8. Logistics, procurement and supply management:
There is need for transparency in procurement. This is not a time for self enrichment. We are in a crisis. The proliferation of self testing kits must be dealt with immediately. Any test kits for use in the country must first be approved by the relevant arm of government. These self testing kits have not been proved, and could give citizens a false sense of security due to false negatives, and accelerate the spread of covid-19. Government must issue a statement on self-testing kits.
As a nation we should not rely entirely on donor funding. This is the time when survival of the nation should supersede any other national program. All resources should now be diverted to the COVID-19 response. Other programs will kick in later once we survive this onslaught. Let’s show the international community our seriousness by deploying our funds first, and they will come on board once they realize we are serious. Bear in mind that the usual donor countries are suffering under their own load of the pandemic.

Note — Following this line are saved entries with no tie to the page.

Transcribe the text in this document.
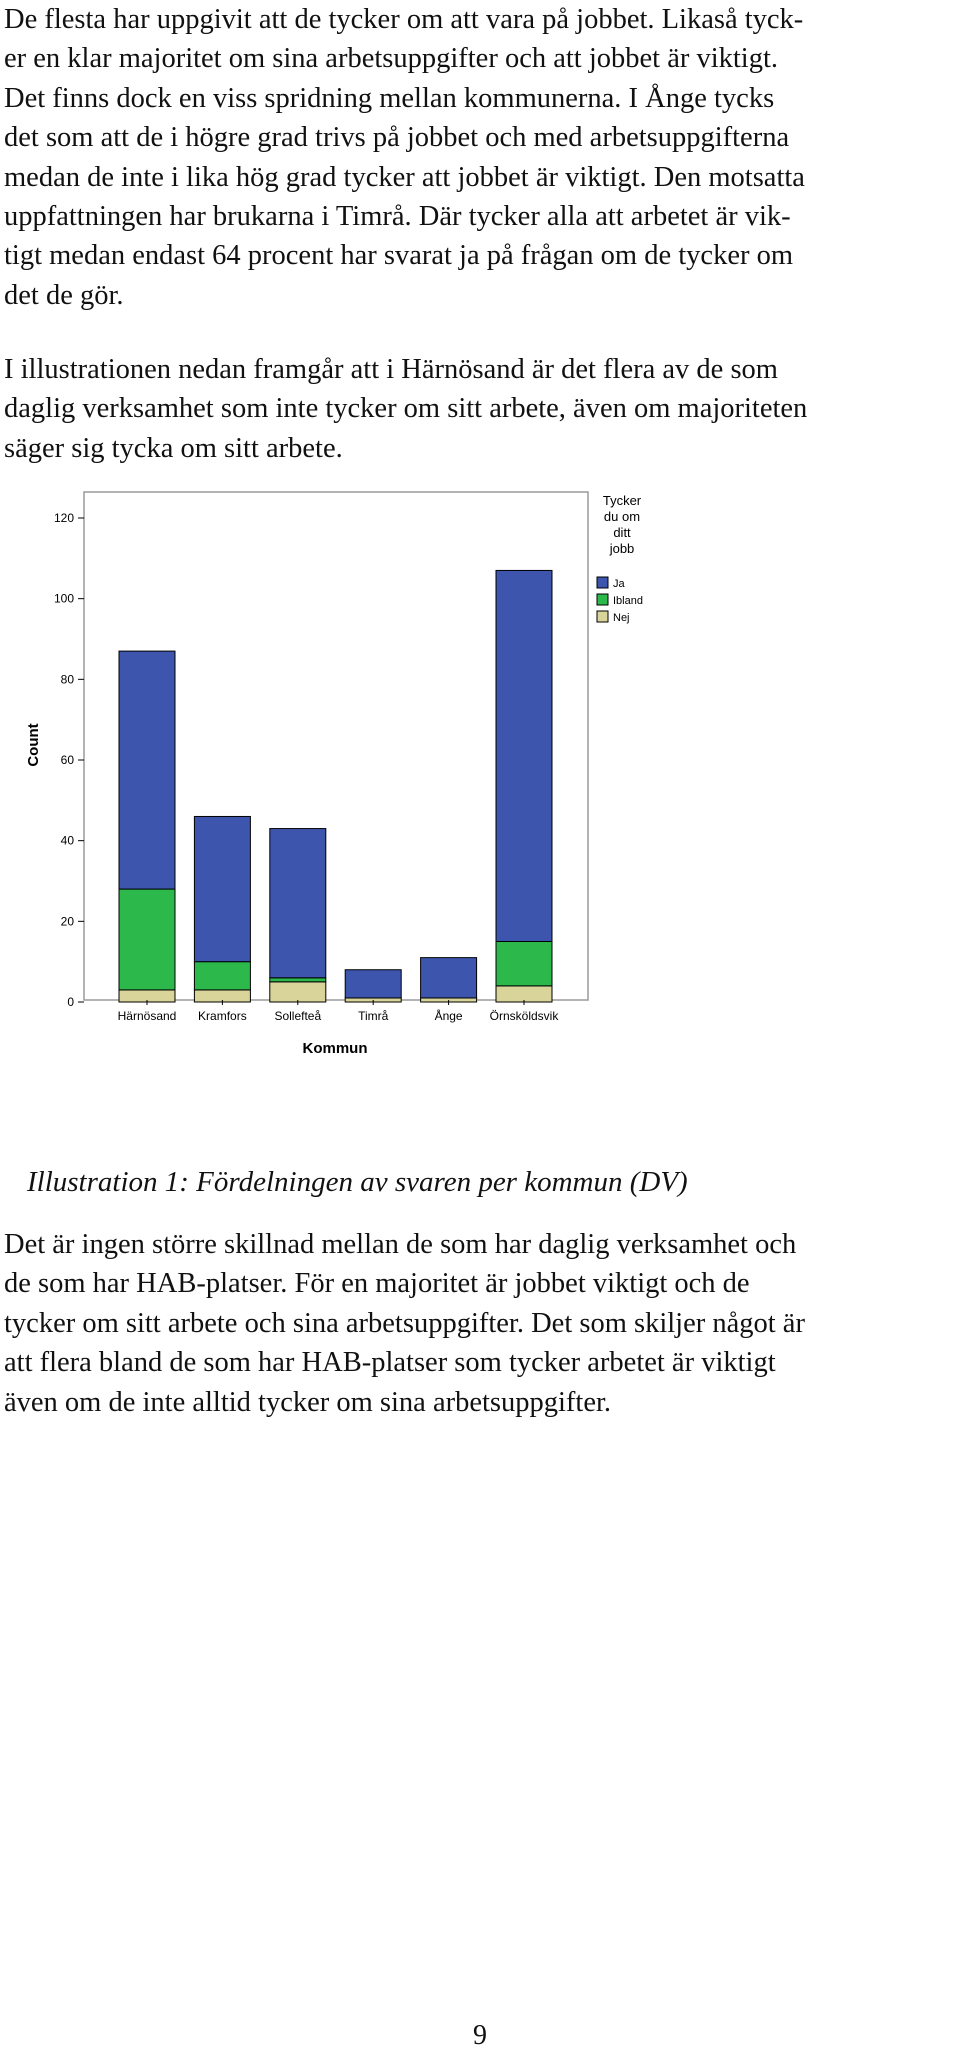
De flesta har uppgivit att de tycker om att vara på jobbet. Likaså tyck-
er en klar majoritet om sina arbetsuppgifter och att jobbet är viktigt.
Det finns dock en viss spridning mellan kommunerna. I Ånge tycks
det som att de i högre grad trivs på jobbet och med arbetsuppgifterna
medan de inte i lika hög grad tycker att jobbet är viktigt. Den motsatta
uppfattningen har brukarna i Timrå. Där tycker alla att arbetet är vik-
tigt medan endast 64 procent har svarat ja på frågan om de tycker om
det de gör.
I illustrationen nedan framgår att i Härnösand är det flera av de som
daglig verksamhet som inte tycker om sitt arbete, även om majoriteten
säger sig tycka om sitt arbete.
0
20
40
60
80
100
120
Härnösand Kramfors Sollefteå	Timrå	Ånge Örnsköldsvik
Kommun
Count
Tycker
du om
ditt
jobb
Ja
Ibland
Nej

Illustration 1: Fördelningen av svaren per kommun (DV)

Det är ingen större skillnad mellan de som har daglig verksamhet och
de som har HAB-platser. För en majoritet är jobbet viktigt och de
tycker om sitt arbete och sina arbetsuppgifter. Det som skiljer något är
att flera bland de som har HAB-platser som tycker arbetet är viktigt
även om de inte alltid tycker om sina arbetsuppgifter.
9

We have a good technical document on the preparedness & response plan, but implementation is close to zero. We are ignoring the actions that will make this lockdown meaningful and effective. Simply noting that Zimbabweans are complying with the lockdown order does not translate into halting the epidemic. We must investigate all suspects, identify cases, isolate & treat cases, and do thorough contact tracing; then we may succeed in halting the spread of covid-19. Our aim as the MDC-A is to illuminate the deadly blind spots in our path as a nation, and to help government to make better decisions. Together we will conquer COVID-19.
Dr Henry Madzorera
Secretary for Health and Child Welfare, MDC-A.